Pasaron los días, llegó el momento de partir y mi tío Elco se lució friendo un montón de carne picada con papas y chiles en un disco de arado del tractor para que nos hartáramos de tacos. Calculo que nos comimos unos 22 por persona.
Con lágrimas en los ojos mi tía María nos despidió y le confió a Luis varios frascos de conservas con ejotes, duraznos y nopales que debería repartir entre él mismo, Víctor y Lalo. Sobra decir que no llegaron a su destino porque en el camino se los tragó todos, él solito.
—¿Sirven los parabrisas? —preguntó mi tío Elco luego de comer su segundo y último taco, y es que mi tío Elco es un espartano.
—No sirven —admitió Víctor.
Mi tío Elco sacó un carrete con hilo y un silbato y nos sugirió que en caso de tormenta amarráramos un hilito en cada parabrisas e, imitando a un capitán de barco de galeotes, utilizáramos el ritmo para que el piloto y el copiloto jalaran su parabrisas, alternativamente.
—Yo no creo que en esta tierra olvidada por El Altísimo, suponiendo que ese buey exista, y aquejada por Seth, dios de la sequía, quien sin lugar a dudas existe, nos llueva.

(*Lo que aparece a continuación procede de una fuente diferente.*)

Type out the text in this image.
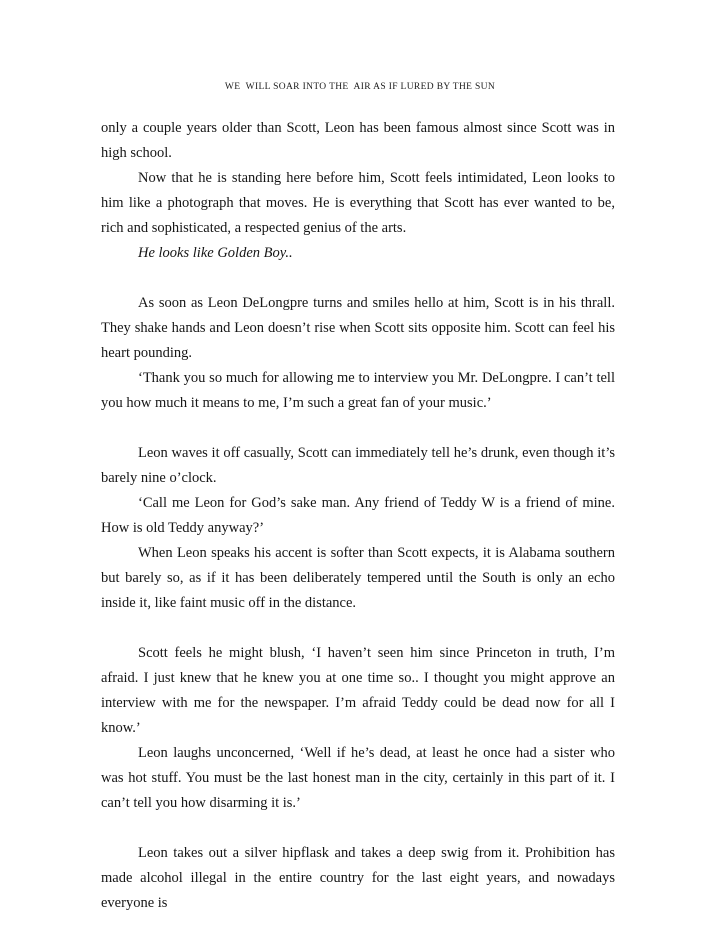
WE  WILL SOAR INTO THE  AIR AS IF LURED BY THE SUN

only a couple years older than Scott, Leon has been famous almost since Scott was in high school.

Now that he is standing here before him, Scott feels intimidated, Leon looks to him like a photograph that moves. He is everything that Scott has ever wanted to be, rich and sophisticated, a respected genius of the arts.

He looks like Golden Boy..

As soon as Leon DeLongpre turns and smiles hello at him, Scott is in his thrall. They shake hands and Leon doesn’t rise when Scott sits opposite him. Scott can feel his heart pounding.

‘Thank you so much for allowing me to interview you Mr. DeLongpre. I can’t tell you how much it means to me, I’m such a great fan of your music.’

Leon waves it off casually, Scott can immediately tell he’s drunk, even though it’s barely nine o’clock.

‘Call me Leon for God’s sake man. Any friend of Teddy W is a friend of mine. How is old Teddy anyway?’

When Leon speaks his accent is softer than Scott expects, it is Alabama southern but barely so, as if it has been deliberately tempered until the South is only an echo inside it, like faint music off in the distance.

Scott feels he might blush, ‘I haven’t seen him since Princeton in truth, I’m afraid. I just knew that he knew you at one time so.. I thought you might approve an interview with me for the newspaper. I’m afraid Teddy could be dead now for all I know.’

Leon laughs unconcerned, ‘Well if he’s dead, at least he once had a sister who was hot stuff. You must be the last honest man in the city, certainly in this part of it. I can’t tell you how disarming it is.’

Leon takes out a silver hipflask and takes a deep swig from it. Prohibition has made alcohol illegal in the entire country for the last eight years, and nowadays everyone is
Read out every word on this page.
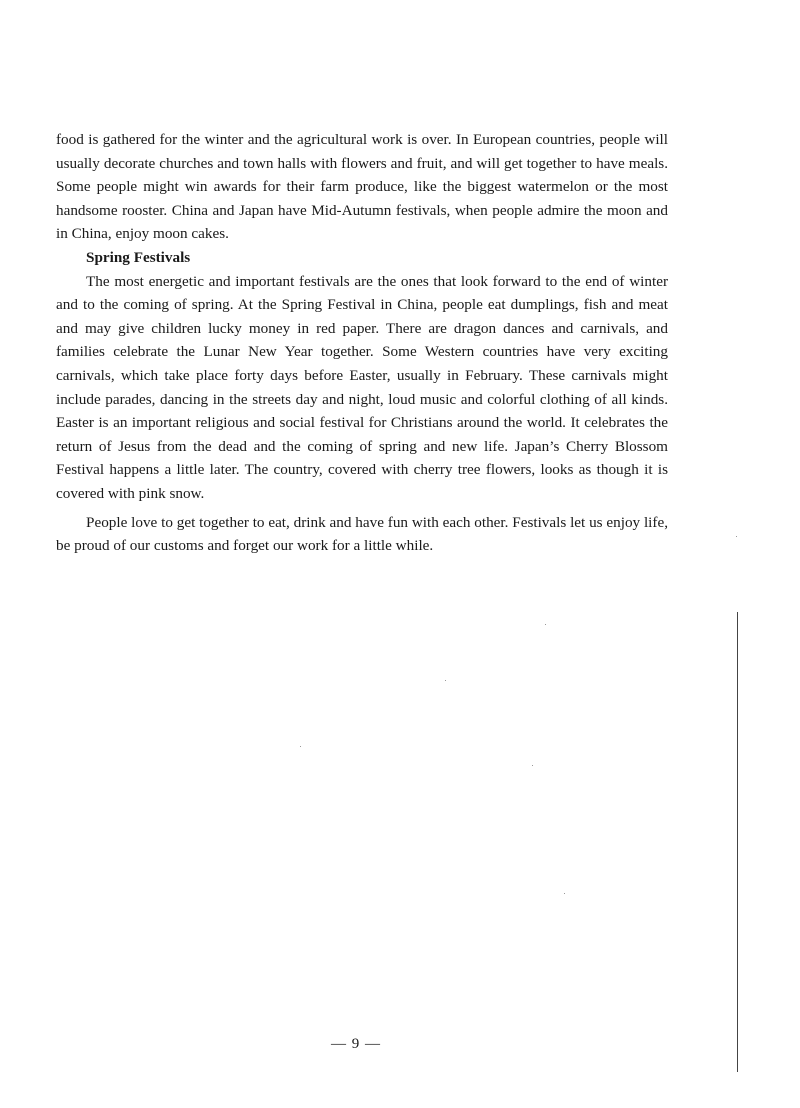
food is gathered for the winter and the agricultural work is over. In European countries, people will usually decorate churches and town halls with flowers and fruit, and will get together to have meals. Some people might win awards for their farm produce, like the biggest watermelon or the most handsome rooster. China and Japan have Mid-Autumn festivals, when people admire the moon and in China, enjoy moon cakes.

Spring Festivals

The most energetic and important festivals are the ones that look forward to the end of winter and to the coming of spring. At the Spring Festival in China, people eat dumplings, fish and meat and may give children lucky money in red paper. There are dragon dances and carnivals, and families celebrate the Lunar New Year together. Some Western countries have very exciting carnivals, which take place forty days before Easter, usually in February. These carnivals might include parades, dancing in the streets day and night, loud music and colorful clothing of all kinds. Easter is an important religious and social festival for Christians around the world. It celebrates the return of Jesus from the dead and the coming of spring and new life. Japan’s Cherry Blossom Festival happens a little later. The country, covered with cherry tree flowers, looks as though it is covered with pink snow.

People love to get together to eat, drink and have fun with each other. Festivals let us enjoy life, be proud of our customs and forget our work for a little while.

— 9 —
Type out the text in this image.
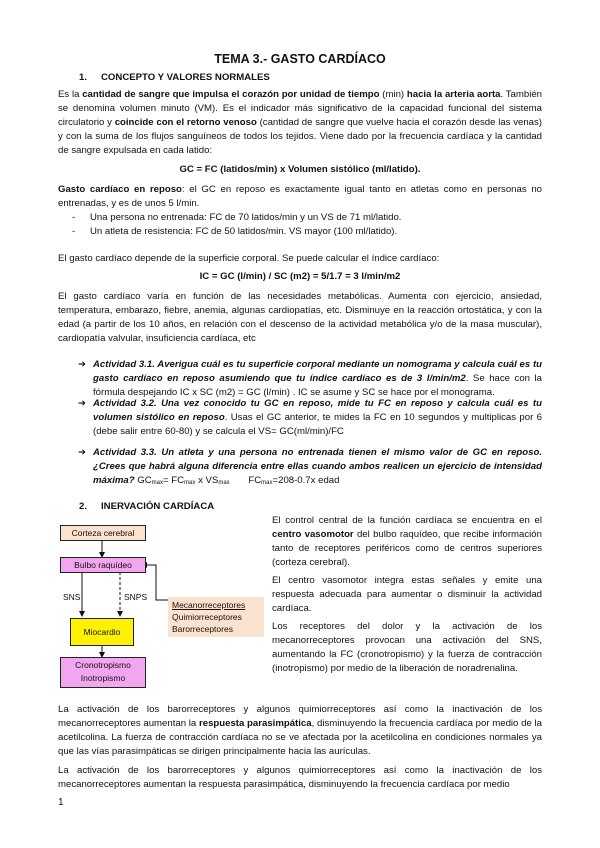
TEMA 3.- GASTO CARDÍACO
1. CONCEPTO Y VALORES NORMALES
Es la cantidad de sangre que impulsa el corazón por unidad de tiempo (min) hacia la arteria aorta. También se denomina volumen minuto (VM). Es el indicador más significativo de la capacidad funcional del sistema circulatorio y coincide con el retorno venoso (cantidad de sangre que vuelve hacia el corazón desde las venas) y con la suma de los flujos sanguíneos de todos los tejidos. Viene dado por la frecuencia cardíaca y la cantidad de sangre expulsada en cada latido:
GC = FC (latidos/min) x Volumen sistólico (ml/latido).
Gasto cardíaco en reposo: el GC en reposo es exactamente igual tanto en atletas como en personas no entrenadas, y es de unos 5 l/min.
- Una persona no entrenada: FC de 70 latidos/min y un VS de 71 ml/latido.
- Un atleta de resistencia: FC de 50 latidos/min. VS mayor (100 ml/latido).
El gasto cardíaco depende de la superficie corporal. Se puede calcular el índice cardíaco:
IC = GC (l/min) / SC (m2) = 5/1.7 = 3 l/min/m2
El gasto cardíaco varía en función de las necesidades metabólicas. Aumenta con ejercicio, ansiedad, temperatura, embarazo, fiebre, anemia, algunas cardiopatías, etc. Disminuye en la reacción ortostática, y con la edad (a partir de los 10 años, en relación con el descenso de la actividad metabólica y/o de la masa muscular), cardiopatía valvular, insuficiencia cardíaca, etc
➔ Actividad 3.1. Averigua cuál es tu superficie corporal mediante un nomograma y calcula cuál es tu gasto cardíaco en reposo asumiendo que tu índice cardíaco es de 3 l/min/m2. Se hace con la fórmula despejando IC x SC (m2) = GC (l/min) . IC se asume y SC se hace por el monograma.
➔ Actividad 3.2. Una vez conocido tu GC en reposo, mide tu FC en reposo y calcula cuál es tu volumen sistólico en reposo. Usas el GC anterior, te mides la FC en 10 segundos y multiplicas por 6 (debe salir entre 60-80) y se calcula el VS= GC(ml/min)/FC
➔ Actividad 3.3. Un atleta y una persona no entrenada tienen el mismo valor de GC en reposo. ¿Crees que habrá alguna diferencia entre ellas cuando ambos realicen un ejercicio de intensidad máxima? $GC_{max}= FC_{max}$ x $VS_{max}$ $FC_{max}=208-0.7x$ edad
2. INERVACIÓN CARDÍACA
Corteza cerebral
Bulbo raquídeo
SNS	SNPS
Miocardio
Cronotropismo
Inotropismo
Mecanorreceptores
Quimiorreceptores
Barorreceptores
El control central de la función cardíaca se encuentra en el centro vasomotor del bulbo raquídeo, que recibe información tanto de receptores periféricos como de centros superiores (corteza cerebral).
El centro vasomotor integra estas señales y emite una respuesta adecuada para aumentar o disminuir la actividad cardíaca.
Los receptores del dolor y la activación de los mecanorreceptores provocan una activación del SNS, aumentando la FC (cronotropismo) y la fuerza de contracción (inotropismo) por medio de la liberación de noradrenalina.
La activación de los barorreceptores y algunos quimiorreceptores así como la inactivación de los mecanorreceptores aumentan la respuesta parasimpática, disminuyendo la frecuencia cardíaca por medio de la acetilcolina. La fuerza de contracción cardíaca no se ve afectada por la acetilcolina en condiciones normales ya que las vías parasimpáticas se dirigen principalmente hacia las aurículas.
La activación de los barorreceptores y algunos quimiorreceptores así como la inactivación de los mecanorreceptores aumentan la respuesta parasimpática, disminuyendo la frecuencia cardíaca por medio
1
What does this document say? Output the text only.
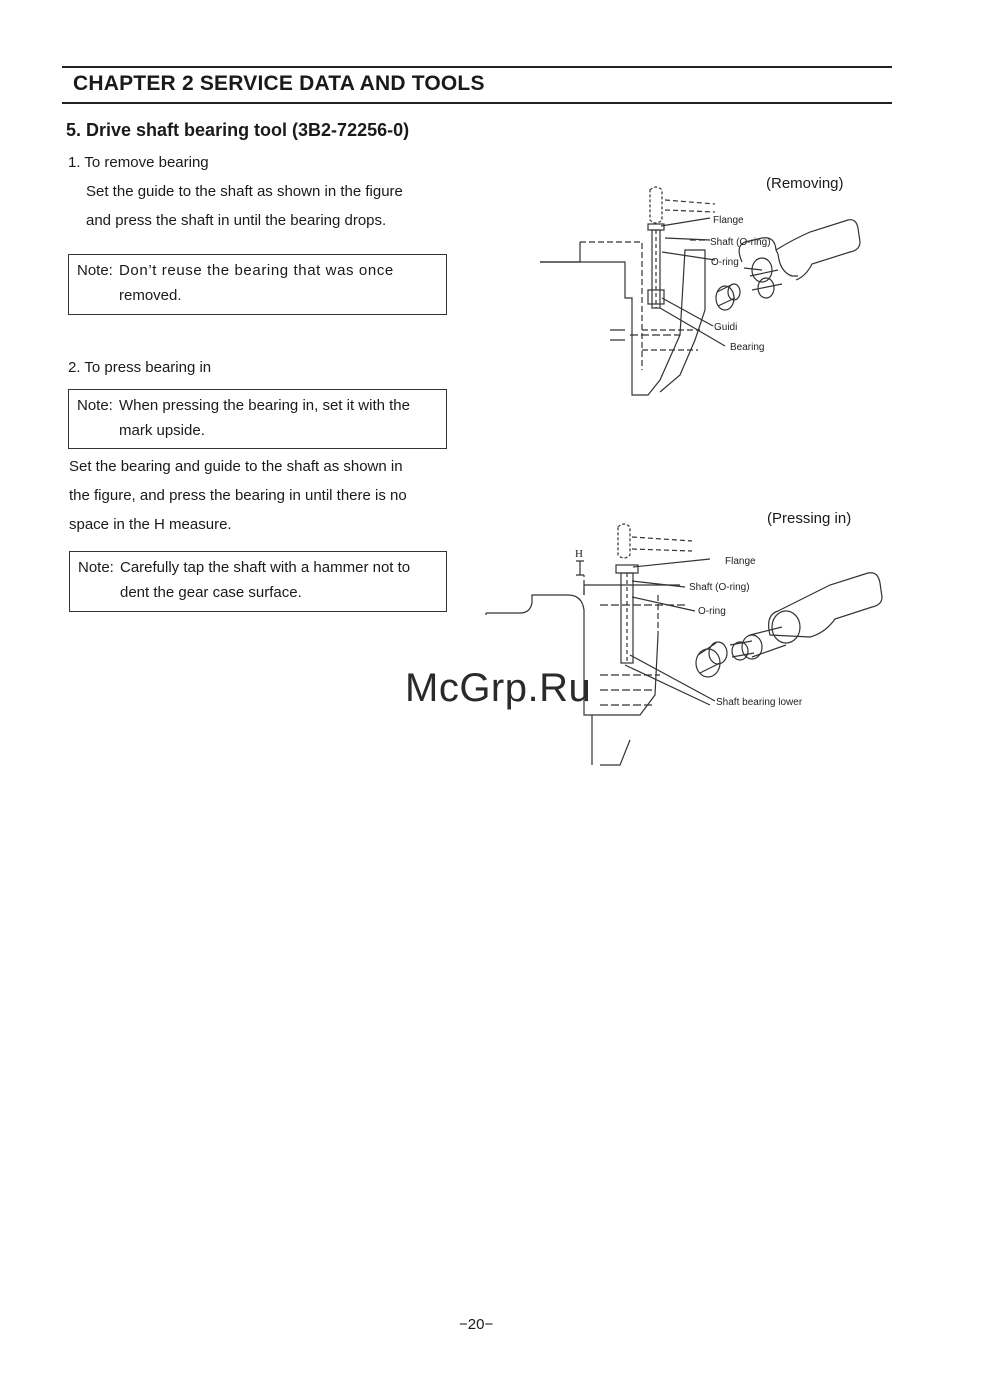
CHAPTER 2 SERVICE DATA AND TOOLS
5. Drive shaft bearing tool (3B2-72256-0)
1. To remove bearing
Set the guide to the shaft as shown in the figure
and press the shaft in until the bearing drops.
Note: Don’t reuse the bearing that was once
removed.
2. To press bearing in
Note: When pressing the bearing in, set it with the
mark upside.
Set the bearing and guide to the shaft as shown in
the figure, and press the bearing in until there is no
space in the H measure.
Note: Carefully tap the shaft with a hammer not to
dent the gear case surface.
(Removing)
Flange
Shaft (O-ring)
O-ring
Guidi
Bearing
(Pressing in)
H
Flange
Shaft (O-ring)
O-ring
Shaft bearing lower
McGrp.Ru
−20−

Respiramos tranquilos. Si Lalo lo decía era de buen agüero, pero el muy maldito remató:
—Es más probable que el auto se incendie.
Víctor le dio reversa al Datsun, el rancho comenzó a alejarse y a hacerse chiquito mientras mi tía María lloraba y decía, en referencia a Luis:
—¡Qué buen muchacho! ¡Qué buen muchacho!
Durante el camino no llovió, pero sí que se incendió el auto ante el asombro de los tripulantes de una camioneta de lujo de puros estudiantes del Tec de Monterrey, quienes dudaron en todo momento si apagar el fuego del motor gastando su preciado extintor o dejar que unos inútiles consumidores de alimentos como nosotros viviéramos. Mientras tanto Luis se afanaba en apagar las llamas con un suéter viejo y lleno de lanas que sacó de las maletas de Lalo, ante las sentidas protestas del mismo.
Ni siquiera las oraciones de Luis consiguieron que el Datsun arrancara, así que le hablaron al hermano de Víctor, ignoro si por fax, señales de humo, telégrafo o palomas mensajeras, y es que en aquellos días únicamente los ricachones tenían unos ladrillos que pasaban por teléfonos celulares. A mí no me pregunten cómo porque yo venía bien pedo gracias a unos billetes que me regaló mi tío Elco y que yo me negué, terminantemente, a compartir con tamaños eróticos anales que me obligaron a permanecer sobrio durante cerca de tres días y en plenas vacaciones ya que todo se gastó en la comida chatarra a la que nunca pudieron renunciar.
Del Datsun no volví a saber: creo que se lo llevó el camión de la basura.